Extending Eclipse Che 7 to use VS Code extensions

Recently the Eclipse Che community has been working to make Eclipse Theia the default web IDE for Eclipse Che 7. We’ve added a plugin model to Eclipse Theia that is compatible with Visual Studio Code (VS Code) extensions. Che 7 users will eventually be able to take advantage of extensions that have been written for VS Code in their cloud-based developer workspaces. It’s worth pointing out the popularity of VS Code extensions. Red Hat has contributed extensions covering Java, XML, YAML, OpenShift, and dependency analytics. The Java extension provided by Red Hat has been downloaded over 10 million times!
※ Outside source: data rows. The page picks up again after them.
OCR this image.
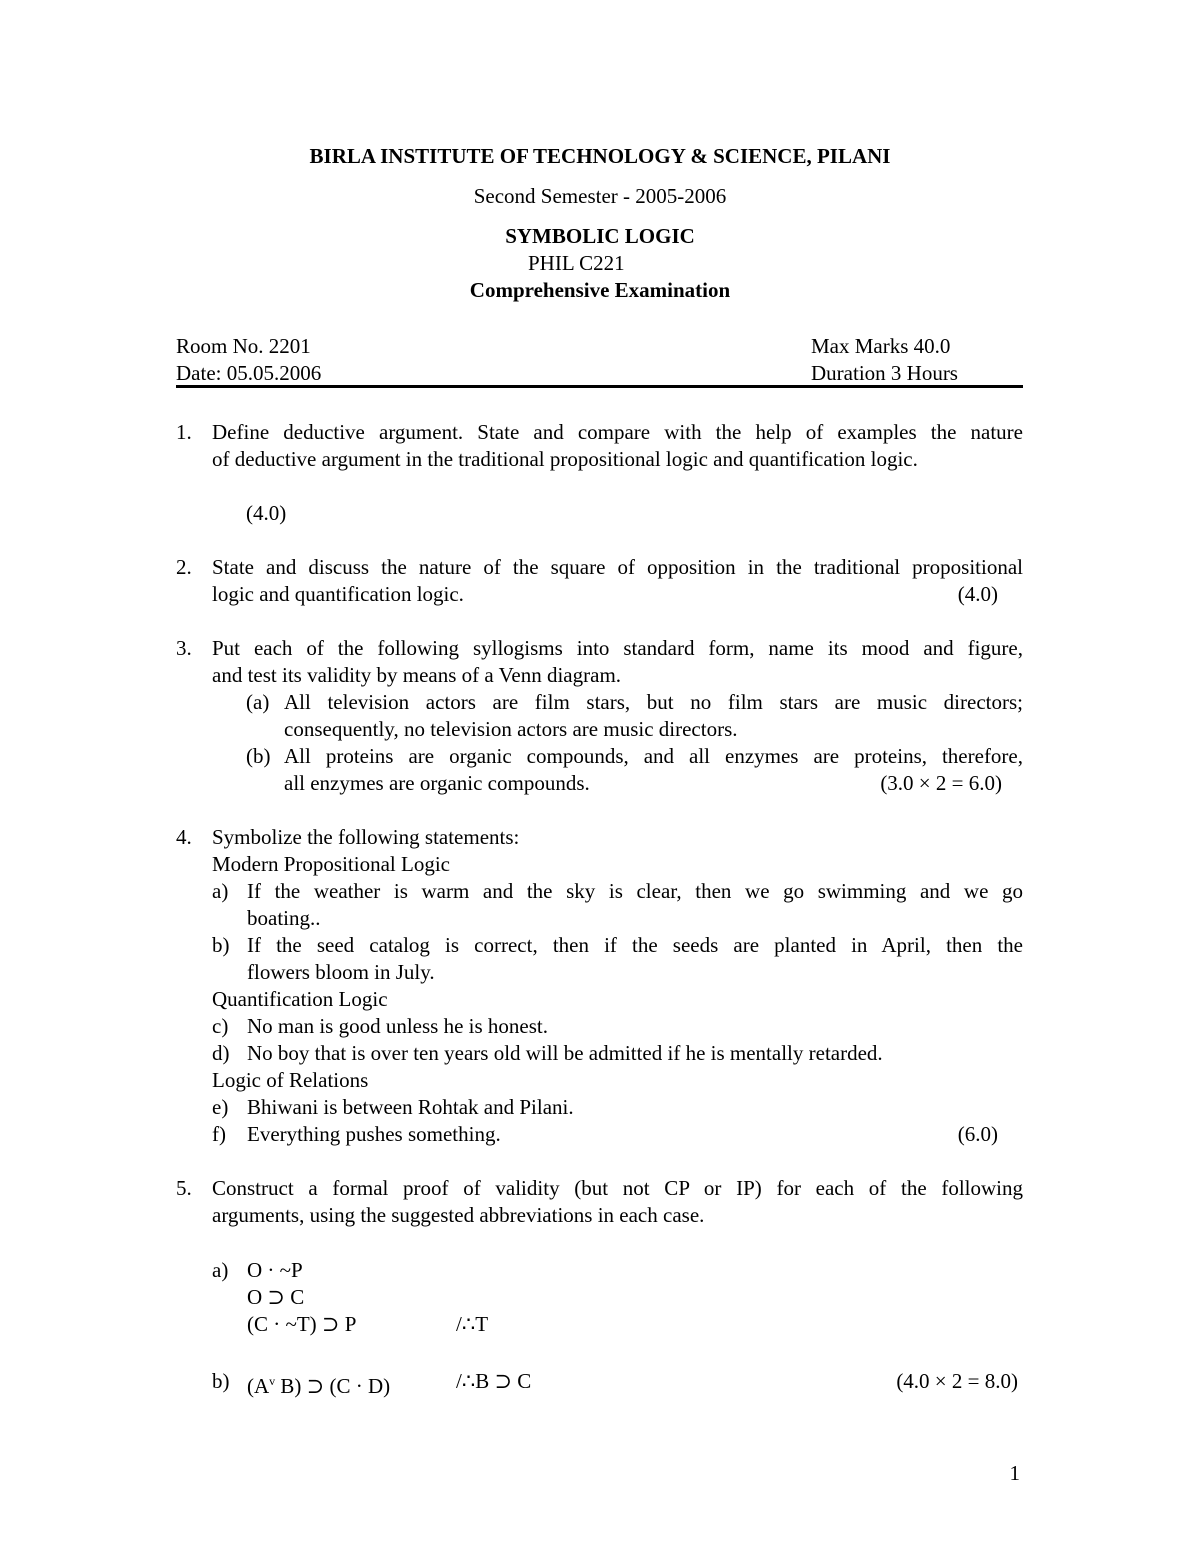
BIRLA INSTITUTE OF TECHNOLOGY & SCIENCE, PILANI
Second Semester - 2005-2006
SYMBOLIC LOGIC
PHIL C221
Comprehensive Examination
Room No. 2201	Max Marks 40.0
Date: 05.05.2006	Duration 3 Hours
1. Define deductive argument. State and compare with the help of examples the nature
of deductive argument in the traditional propositional logic and quantification logic.
(4.0)
2. State and discuss the nature of the square of opposition in the traditional propositional
logic and quantification logic.	(4.0)
3. Put each of the following syllogisms into standard form, name its mood and figure,
and test its validity by means of a Venn diagram.
(a) All television actors are film stars, but no film stars are music directors;
consequently, no television actors are music directors.
(b) All proteins are organic compounds, and all enzymes are proteins, therefore,
all enzymes are organic compounds.	(3.0 × 2 = 6.0)
4. Symbolize the following statements:
Modern Propositional Logic
a) If the weather is warm and the sky is clear, then we go swimming and we go
boating..
b) If the seed catalog is correct, then if the seeds are planted in April, then the
flowers bloom in July.
Quantification Logic
c) No man is good unless he is honest.
d) No boy that is over ten years old will be admitted if he is mentally retarded.
Logic of Relations
e) Bhiwani is between Rohtak and Pilani.
f) Everything pushes something.	(6.0)
5. Construct a formal proof of validity (but not CP or IP) for each of the following
arguments, using the suggested abbreviations in each case.
a) O · ~P
O ⊃ C
(C · ~T) ⊃ P	/∴T
b) ($A^v$ B) ⊃ (C · D)	/∴B ⊃ C	(4.0 × 2 = 8.0)
1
If you aren’t familiar with Eclipse Theia, Che 6 and earlier used a GWT-based IDE. While it is possible to develop and use plugins in that environment, it is cumbersome. Coming from tools like VS Code, developers expect to be able to customize and extend their workspaces at runtime. Eclipse Theia is an extensible open-source framework to develop multi-language IDEs using state-of-the-art web technologies. Moving to Theia as the default IDE for Che 7 provides a foundation to enrich the developer workspaces in Che. See the series of articles by Stevan LeMeur for more information about what’s coming in Che 7.

This article explains why we decided to add the new plugin model to Eclipse Theia and the benefits for Eclipse Che 7 developer workspaces. I also cover how the new plugin model differs from the existing Theia extension model.